BRD4 PROTAC Degrader and Fulvestrant Sensitivity in ER+ Breast Cancer

Integrated ChIP-seq analysis reveals substantial co-occupancy of BRD4 and estrogen receptor on shared pathways. The dataset, authored by Xiulei Zhang and last updated in May 2026, likely contains results from experiments assessing a PROTAC-targeted BRD4 degrader's effect on fulvestrant sensitivity in breast cancer cells.
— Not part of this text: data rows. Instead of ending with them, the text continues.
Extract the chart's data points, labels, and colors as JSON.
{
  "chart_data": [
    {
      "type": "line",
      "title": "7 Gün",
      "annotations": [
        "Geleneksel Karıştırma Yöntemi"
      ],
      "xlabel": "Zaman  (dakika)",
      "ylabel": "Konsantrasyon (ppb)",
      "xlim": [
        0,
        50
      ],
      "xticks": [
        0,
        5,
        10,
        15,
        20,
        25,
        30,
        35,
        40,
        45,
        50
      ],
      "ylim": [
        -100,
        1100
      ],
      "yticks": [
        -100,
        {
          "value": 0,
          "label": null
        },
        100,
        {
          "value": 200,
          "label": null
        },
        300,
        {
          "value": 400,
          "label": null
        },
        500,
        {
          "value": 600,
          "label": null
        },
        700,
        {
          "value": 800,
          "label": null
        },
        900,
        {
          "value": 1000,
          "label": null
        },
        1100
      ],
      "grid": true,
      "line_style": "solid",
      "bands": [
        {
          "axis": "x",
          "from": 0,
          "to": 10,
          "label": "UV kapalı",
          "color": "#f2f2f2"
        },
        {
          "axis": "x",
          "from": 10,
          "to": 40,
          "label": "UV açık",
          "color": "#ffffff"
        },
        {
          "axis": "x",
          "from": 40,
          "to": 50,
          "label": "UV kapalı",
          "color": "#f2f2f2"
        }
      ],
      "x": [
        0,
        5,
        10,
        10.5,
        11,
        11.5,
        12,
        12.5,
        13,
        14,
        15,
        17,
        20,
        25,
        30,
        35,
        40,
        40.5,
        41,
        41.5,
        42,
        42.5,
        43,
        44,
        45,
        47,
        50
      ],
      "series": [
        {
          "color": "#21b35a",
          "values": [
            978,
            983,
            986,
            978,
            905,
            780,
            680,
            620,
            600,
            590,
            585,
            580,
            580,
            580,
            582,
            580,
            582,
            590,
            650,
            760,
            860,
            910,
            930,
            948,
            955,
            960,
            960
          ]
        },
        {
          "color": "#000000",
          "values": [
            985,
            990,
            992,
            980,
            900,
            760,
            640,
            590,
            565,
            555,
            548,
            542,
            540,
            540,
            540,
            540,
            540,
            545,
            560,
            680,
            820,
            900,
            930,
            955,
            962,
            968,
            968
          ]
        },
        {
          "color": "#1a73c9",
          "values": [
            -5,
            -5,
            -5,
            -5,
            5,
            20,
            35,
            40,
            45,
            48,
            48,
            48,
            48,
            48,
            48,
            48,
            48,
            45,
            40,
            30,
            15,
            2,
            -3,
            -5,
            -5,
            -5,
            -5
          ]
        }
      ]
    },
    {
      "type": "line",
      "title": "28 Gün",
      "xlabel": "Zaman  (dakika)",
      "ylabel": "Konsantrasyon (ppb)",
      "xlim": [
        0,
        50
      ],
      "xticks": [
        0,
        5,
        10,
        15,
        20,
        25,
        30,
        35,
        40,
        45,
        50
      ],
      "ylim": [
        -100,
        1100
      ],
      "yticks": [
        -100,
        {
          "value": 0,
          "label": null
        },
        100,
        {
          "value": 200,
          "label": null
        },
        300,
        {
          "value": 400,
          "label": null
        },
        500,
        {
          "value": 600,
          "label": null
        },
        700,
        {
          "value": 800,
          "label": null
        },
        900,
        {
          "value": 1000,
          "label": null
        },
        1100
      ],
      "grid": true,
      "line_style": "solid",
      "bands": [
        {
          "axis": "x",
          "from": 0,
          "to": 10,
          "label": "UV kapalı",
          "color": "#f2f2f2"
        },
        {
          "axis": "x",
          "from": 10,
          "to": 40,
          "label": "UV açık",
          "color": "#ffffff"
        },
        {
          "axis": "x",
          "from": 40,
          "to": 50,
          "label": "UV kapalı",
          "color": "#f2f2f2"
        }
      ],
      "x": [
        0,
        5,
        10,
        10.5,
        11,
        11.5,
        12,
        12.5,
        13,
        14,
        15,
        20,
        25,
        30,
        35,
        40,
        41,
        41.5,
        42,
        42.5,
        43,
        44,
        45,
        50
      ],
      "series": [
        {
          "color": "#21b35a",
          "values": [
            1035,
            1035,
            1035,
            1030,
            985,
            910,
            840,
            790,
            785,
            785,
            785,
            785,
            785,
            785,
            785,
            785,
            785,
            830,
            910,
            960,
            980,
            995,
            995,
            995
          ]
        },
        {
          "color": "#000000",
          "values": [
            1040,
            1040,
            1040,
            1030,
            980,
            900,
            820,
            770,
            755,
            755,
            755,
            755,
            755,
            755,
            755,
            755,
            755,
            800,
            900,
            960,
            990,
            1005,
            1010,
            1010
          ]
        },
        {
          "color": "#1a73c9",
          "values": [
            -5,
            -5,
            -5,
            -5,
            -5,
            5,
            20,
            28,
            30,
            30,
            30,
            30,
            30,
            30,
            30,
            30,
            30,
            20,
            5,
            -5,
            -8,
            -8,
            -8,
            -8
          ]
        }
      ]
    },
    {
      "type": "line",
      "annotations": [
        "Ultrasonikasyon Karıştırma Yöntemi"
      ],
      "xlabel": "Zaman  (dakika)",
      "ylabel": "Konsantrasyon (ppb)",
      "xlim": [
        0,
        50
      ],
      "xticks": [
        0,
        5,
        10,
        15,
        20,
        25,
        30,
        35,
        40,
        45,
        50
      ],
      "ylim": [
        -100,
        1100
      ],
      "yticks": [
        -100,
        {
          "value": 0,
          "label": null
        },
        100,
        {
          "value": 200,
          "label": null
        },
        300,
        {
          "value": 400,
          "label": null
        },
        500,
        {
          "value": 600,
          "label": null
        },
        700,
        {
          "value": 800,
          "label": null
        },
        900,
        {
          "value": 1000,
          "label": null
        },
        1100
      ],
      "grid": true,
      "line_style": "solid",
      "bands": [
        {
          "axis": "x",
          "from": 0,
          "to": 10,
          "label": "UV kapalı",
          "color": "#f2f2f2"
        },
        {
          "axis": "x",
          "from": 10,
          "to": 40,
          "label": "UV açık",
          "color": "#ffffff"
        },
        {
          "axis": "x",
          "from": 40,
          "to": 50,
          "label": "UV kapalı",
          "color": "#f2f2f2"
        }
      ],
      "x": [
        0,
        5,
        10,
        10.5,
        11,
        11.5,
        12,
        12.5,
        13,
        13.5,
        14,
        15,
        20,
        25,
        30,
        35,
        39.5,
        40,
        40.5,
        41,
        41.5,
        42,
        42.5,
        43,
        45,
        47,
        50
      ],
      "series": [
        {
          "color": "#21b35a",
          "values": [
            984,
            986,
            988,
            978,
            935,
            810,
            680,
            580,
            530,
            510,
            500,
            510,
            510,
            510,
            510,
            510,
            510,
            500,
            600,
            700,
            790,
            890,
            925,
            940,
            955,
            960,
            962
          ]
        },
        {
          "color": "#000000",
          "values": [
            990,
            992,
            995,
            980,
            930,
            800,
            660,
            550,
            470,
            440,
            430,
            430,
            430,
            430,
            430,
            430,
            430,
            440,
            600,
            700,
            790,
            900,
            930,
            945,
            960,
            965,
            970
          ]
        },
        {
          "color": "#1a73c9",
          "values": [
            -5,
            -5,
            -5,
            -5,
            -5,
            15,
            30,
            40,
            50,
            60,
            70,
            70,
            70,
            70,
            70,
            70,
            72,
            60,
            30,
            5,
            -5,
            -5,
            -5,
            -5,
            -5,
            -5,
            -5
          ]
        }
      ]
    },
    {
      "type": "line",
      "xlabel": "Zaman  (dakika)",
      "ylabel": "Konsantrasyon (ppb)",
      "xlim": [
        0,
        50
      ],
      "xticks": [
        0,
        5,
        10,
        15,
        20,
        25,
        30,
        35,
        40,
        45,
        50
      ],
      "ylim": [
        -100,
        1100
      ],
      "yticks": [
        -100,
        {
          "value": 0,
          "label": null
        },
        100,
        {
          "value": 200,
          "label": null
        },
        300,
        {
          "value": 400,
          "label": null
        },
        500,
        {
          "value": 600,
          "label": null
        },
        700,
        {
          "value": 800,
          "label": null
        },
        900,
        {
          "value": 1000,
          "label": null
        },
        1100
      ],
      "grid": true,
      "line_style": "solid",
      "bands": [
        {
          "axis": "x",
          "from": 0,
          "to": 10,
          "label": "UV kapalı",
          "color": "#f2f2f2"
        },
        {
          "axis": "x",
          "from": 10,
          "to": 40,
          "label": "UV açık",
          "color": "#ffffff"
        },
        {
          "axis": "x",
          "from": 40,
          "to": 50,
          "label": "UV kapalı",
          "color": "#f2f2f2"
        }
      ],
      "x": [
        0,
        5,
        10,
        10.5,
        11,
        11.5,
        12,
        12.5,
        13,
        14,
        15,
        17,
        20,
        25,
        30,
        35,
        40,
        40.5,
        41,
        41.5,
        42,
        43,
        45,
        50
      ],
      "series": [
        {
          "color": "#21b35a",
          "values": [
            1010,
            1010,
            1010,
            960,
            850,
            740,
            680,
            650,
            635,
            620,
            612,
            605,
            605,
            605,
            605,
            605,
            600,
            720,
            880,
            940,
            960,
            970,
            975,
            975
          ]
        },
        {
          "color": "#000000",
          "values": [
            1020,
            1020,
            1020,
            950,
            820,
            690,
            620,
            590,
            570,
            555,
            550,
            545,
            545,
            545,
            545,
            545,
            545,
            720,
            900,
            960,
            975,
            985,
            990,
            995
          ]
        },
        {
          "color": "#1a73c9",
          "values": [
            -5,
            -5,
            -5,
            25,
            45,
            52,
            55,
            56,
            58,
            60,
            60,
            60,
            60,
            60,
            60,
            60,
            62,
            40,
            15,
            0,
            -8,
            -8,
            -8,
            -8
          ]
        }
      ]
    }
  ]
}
It identifies GREB1 as a key super-enhancer-associated effector regulated by BRD4.

Use Cases

• Identify co-occupied genomic regions of BRD4 and ER based on integrated ChIP-seq analysis mentioned in the description
• Model the relationship between BRD4 expression and clinical outcomes in ER+ breast cancer patients based on the described findings
• Investigate GREB1 signaling disruption as a mechanism for enhanced drug sensitivity based on the described working model

Strengths

• Dataset is 5.6 MB in size, indicating a focused and manageable scale for analysis.
• Published under a permissive CC-BY-4.0 license, allowing for broad reuse and sharing.
• Description provides a detailed methodological background including ChIP-seq and cell-based assays.

Limitations

• Column-level documentation is absent; field semantics must be inferred after download.
• Row count is unknown, which may limit suitability assessment for large-scale modeling.
• Data may reflect experimental bias inherent to the specific cell line and assay conditions used.

Provenance

Source

figshare, author Xiulei Zhang

Collection Method

Likely contains experimental results from ChIP-seq analysis, cell-based antitumor efficacy assays, and clinical outcome correlation.

Freshness

Last updated 2026-05-19 04:21:00; freshness should be verified.